SAVUNMA: Davalı vekilinin 08.05.2014 havale tarihli cevap dilekçesinde özetle: dava dilekçesinin HMK 119. maddesinde yer alan unsurları ihtiva etmediğinden ileri sürülen iddialara ilişkin karşı tarafça yapılacak beyan ve açıklamalara karşı cevap haklarını saklı tuttuklarını, takibe Çorlu İcra Dairelerinin yetkili olduğunu ve ayrıca dosyanın ticaret davalarına bakmakla görevli Çorlu Asliye Hukuk Mahkemelerine gönderilmesini talep ettiğini, dava dilekçesinde taraflar arasındaki ilişkinin niteliği her türlü şüpheden uzak ve kesin bir biçimde ortaya konulmadığını, taraflar arasındaki hukuki ilişki nedeni ile tanzim edildiği iddia edilen faturaların hangi nedenle tanzim edilmiş olduklarının açıklanmasının gerektiğini, dilekçesinin 5 sayfasında satış sözleşmesinden bahsedilmiş ise de böyle bir sözleşme taraflarına tebliğ edilmediğinden tetkik edilemediğini, var ise böyle bir sözleşmenin bir örneğinin dosyaya sunulması gerektiğini ve taraflarına tebliğinden sonra gerekli beyan ve açıklamaların sunulacağını, söz konusu faturaların müvekkiline tebliğ edildiğine ilişkin bir husus içermediğinin müşahede olunacağını, bu nedenle tek taraflı olarak tanzim edilen faturaların içeriğinin taraflarınca kabul edilmediğini, müvekkilinin davacıya herhangi bir borcunun bulunmadığını, davacı tarafından sunulacak şirket kayıtlarını kabul etmediklerini, müvekkiline ait taş ocağı işletmesinde çıkan malın bir kısmının nakliyesinin davacı tarafından yapıldığını, bu nakliye bedelinin tamamının davacıya ödendiğini, bu ödemelerin bir kısmının mazot olarak şantiyede, bir kısmını nakit olarak elden bir kısmının da senet ile ve başkaca senetler ile yapıldığını, davacının cirosuna haiz müvekkili tarafından keşide edilen senetlerin müvekkili tarafından 3. kişilere ödendiğini, öncelikle yetki itirazlarının kabulü ile dosyanın Çorlu Asliye Mahkemesine gönderilmesine, davanın reddi ile haksız ve kötü niyetli olarak yapılan takip nedeni ile karşı tarafın % 20 den az olmamak üzere tazminata mahkum edilmesine, yargılama giderleri ve ücreti vekaletin karşı tarafa tahmiline karar verilmesini talep etmiştir.
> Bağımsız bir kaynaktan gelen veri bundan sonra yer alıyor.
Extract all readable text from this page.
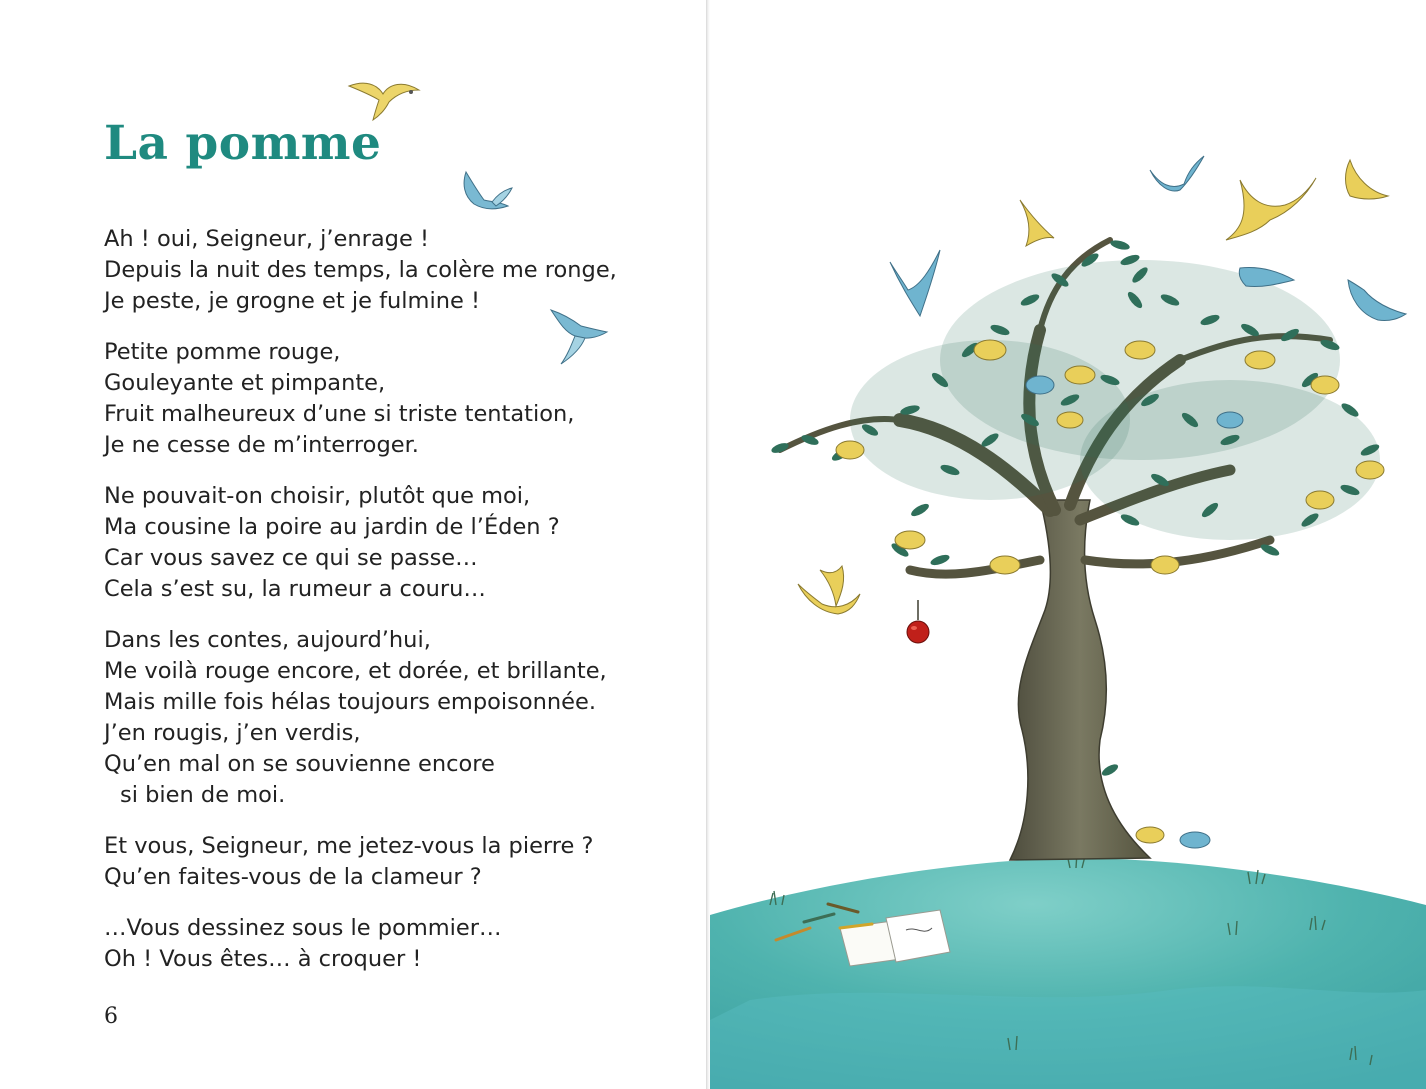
La pomme
Ah ! oui, Seigneur, j’enrage !
Depuis la nuit des temps, la colère me ronge,
Je peste, je grogne et je fulmine !
Petite pomme rouge,
Gouleyante et pimpante,
Fruit malheureux d’une si triste tentation,
Je ne cesse de m’interroger.
Ne pouvait-on choisir, plutôt que moi,
Ma cousine la poire au jardin de l’Éden ?
Car vous savez ce qui se passe…
Cela s’est su, la rumeur a couru…
Dans les contes, aujourd’hui,
Me voilà rouge encore, et dorée, et brillante,
Mais mille fois hélas toujours empoisonnée.
J’en rougis, j’en verdis,
Qu’en mal on se souvienne encore
si bien de moi.
Et vous, Seigneur, me jetez-vous la pierre ?
Qu’en faites-vous de la clameur ?
…Vous dessinez sous le pommier…
Oh ! Vous êtes… à croquer !
6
Birleşen davanın Büyükçekmece …. Asliye Hukuk Mahkemesinde açıldığı, mahkemenin görevli olmaması sebebiyle dosyanın Birleşen Bakırköy …. Asliye Ticaret Mahkemesinin…esas sayılı dosyasına tevzii edildiği, daha sonra işbu dosyanın mahkememiz dosyası ile birleştirildiği anlaşılmıştır.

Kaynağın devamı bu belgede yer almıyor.